Ceftriaxone is contraindicated in newborns (≤28 days) who require (or are expected to require) calcium-containing intravenous solutions, including continuous calcium-containing infusions such as parenteral nutrition, due to the risk of precipitation of calcium ceftriaxone (see section 4.3 of the SmPC).
Due to the risk of precipitation, calcium-containing diluents (e.g., Ringer's solution or Hartmann's solution) should not be used to reconstitute ceftriaxone or further dilute the reconstituted solution for intravenous administration.

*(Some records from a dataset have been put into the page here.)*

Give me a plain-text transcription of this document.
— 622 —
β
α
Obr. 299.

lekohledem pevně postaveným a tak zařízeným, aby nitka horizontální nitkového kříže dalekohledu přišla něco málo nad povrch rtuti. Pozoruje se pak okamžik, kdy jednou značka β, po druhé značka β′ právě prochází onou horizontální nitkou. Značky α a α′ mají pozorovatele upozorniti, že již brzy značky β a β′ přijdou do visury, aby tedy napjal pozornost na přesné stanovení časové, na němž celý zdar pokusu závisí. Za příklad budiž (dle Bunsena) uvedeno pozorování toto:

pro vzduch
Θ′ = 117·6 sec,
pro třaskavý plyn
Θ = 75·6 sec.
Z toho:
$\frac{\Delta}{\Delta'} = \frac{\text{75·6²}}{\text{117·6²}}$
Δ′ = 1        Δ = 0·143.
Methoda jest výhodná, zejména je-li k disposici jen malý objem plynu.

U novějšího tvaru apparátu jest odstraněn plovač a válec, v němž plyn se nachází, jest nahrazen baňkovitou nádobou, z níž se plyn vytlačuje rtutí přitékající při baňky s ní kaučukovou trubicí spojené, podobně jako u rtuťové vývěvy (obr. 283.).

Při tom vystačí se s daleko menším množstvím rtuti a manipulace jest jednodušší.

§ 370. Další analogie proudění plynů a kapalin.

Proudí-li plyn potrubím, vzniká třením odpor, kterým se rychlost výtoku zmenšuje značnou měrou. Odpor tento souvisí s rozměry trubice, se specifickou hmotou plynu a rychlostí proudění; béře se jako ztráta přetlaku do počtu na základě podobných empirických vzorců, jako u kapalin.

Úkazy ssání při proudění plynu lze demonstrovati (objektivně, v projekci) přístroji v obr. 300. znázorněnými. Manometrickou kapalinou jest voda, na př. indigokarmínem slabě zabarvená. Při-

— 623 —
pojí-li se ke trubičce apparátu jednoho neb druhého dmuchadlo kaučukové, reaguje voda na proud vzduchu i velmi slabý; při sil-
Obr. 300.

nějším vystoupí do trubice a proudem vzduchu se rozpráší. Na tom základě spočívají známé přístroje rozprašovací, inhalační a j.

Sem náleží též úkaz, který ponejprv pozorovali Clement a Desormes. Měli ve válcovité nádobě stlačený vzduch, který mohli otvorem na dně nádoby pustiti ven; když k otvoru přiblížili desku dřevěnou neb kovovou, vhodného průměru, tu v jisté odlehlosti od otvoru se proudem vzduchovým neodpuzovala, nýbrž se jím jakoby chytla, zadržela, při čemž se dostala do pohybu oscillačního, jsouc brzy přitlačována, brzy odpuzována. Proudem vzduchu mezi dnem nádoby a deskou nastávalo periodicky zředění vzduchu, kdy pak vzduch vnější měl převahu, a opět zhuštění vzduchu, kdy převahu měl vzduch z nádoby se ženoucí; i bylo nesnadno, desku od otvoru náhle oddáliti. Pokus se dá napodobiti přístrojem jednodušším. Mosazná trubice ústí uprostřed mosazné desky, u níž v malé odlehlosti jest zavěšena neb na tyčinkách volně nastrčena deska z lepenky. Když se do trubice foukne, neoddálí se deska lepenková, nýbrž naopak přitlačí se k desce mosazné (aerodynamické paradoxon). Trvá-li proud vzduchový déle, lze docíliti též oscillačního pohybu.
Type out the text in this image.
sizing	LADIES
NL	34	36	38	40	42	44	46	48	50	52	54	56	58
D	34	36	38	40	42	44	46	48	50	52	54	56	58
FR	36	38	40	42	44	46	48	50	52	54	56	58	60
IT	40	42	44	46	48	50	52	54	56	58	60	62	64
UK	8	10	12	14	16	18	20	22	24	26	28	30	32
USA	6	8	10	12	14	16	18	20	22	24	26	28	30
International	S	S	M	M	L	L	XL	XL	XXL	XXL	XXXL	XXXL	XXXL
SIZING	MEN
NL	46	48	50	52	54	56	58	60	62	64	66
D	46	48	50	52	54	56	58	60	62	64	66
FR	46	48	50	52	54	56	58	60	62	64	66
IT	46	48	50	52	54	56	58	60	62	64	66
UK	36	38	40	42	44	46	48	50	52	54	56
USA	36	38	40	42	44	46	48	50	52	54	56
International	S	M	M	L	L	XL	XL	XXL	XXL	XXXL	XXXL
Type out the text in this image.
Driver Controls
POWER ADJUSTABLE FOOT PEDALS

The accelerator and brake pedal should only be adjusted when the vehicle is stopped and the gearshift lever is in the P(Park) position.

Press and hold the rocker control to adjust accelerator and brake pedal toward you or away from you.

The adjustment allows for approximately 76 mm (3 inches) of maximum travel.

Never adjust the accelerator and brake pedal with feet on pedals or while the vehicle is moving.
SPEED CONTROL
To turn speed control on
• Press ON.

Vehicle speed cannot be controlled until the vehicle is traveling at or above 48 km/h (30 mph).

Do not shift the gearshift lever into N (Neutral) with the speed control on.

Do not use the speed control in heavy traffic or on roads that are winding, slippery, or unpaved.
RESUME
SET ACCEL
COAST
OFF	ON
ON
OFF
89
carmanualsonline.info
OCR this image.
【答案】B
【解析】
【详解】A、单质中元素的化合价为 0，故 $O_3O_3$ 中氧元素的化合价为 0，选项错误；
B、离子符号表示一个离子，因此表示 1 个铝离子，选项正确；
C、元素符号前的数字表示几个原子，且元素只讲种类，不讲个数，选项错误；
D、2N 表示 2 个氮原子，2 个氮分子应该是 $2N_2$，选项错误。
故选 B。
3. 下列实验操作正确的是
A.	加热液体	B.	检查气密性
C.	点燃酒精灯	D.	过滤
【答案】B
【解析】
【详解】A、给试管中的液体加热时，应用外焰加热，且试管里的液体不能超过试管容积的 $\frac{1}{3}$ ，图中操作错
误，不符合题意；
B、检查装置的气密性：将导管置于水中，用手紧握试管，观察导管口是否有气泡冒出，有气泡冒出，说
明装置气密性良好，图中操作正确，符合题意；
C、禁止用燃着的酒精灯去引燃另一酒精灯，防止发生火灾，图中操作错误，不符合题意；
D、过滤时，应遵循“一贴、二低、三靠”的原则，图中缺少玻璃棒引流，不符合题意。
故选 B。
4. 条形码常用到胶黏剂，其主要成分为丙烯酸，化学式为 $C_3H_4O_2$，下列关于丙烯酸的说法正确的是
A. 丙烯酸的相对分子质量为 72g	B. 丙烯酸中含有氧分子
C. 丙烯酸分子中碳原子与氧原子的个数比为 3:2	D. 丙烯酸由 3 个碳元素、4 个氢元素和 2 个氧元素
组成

Ceftriaxone should not be mixed or administered simultaneously with calcium-containing solutions (see sections 4.3, 4.4, and 6.2 of the SmPC).
For preoperative prophylaxis of surgical site infections, ceftriaxone should be administered 30-90 minutes before the surgical procedure.

Instructions for use

The reconstituted solution should be shaken for at least 60 seconds to ensure complete dissolution of ceftriaxone.
Ceftriaxone has been shown to be compatible with the following solutions:

• 0.9% (9 mg/ml) sodium chloride solution;
• 5% (50 mg/ml) glucose solution.

Intravenous infusion
The infusion should be administered over at least 30 minutes.

The solution should be inspected after reconstitution. Only a clear solution without visible particles should be used. The reconstituted solution is for single use only, and any unused solution should be discarded.
Any unused medicinal product or waste material should be disposed of in accordance with local requirements.

Incompatibilities

According to the literature, ceftriaxone is incompatible with amsacrine, vancomycin, fluconazole, aminoglycoside antibiotics, and labetalol.
Do not mix the medicine with other medicines, except those mentioned in the "Instructions for use" section.
In particular, do not use calcium-containing diluents (e.g., Ringer's solution or Hartmann's solution) to reconstitute ceftriaxone or further dilute the reconstituted solution for intravenous administration, as precipitation may occur. Do not mix ceftriaxone with calcium-containing solutions or administer them simultaneously (see sections 4.3, 4.4, and 6.2 of the SmPC).
Ceftriaxone should not be mixed with or administered simultaneously with calcium-containing solutions, including total parenteral nutrition solutions.

Reconstituted solution

The chemical and physical stability of the solution has been demonstrated for 12 hours at 25°C and for 2 days at 2-8°C. From a microbiological point of view, the product should be used immediately. If not used immediately, the responsibility for the storage conditions and duration lies with the user. The solution should not be stored for more than 24 hours at 2-8°C, unless it has been prepared in controlled and validated aseptic conditions.

Special precautions for storage

Store the vial in the outer packaging to protect it from light.
Storage conditions for the reconstituted solution, see the "Reconstituted solution" section.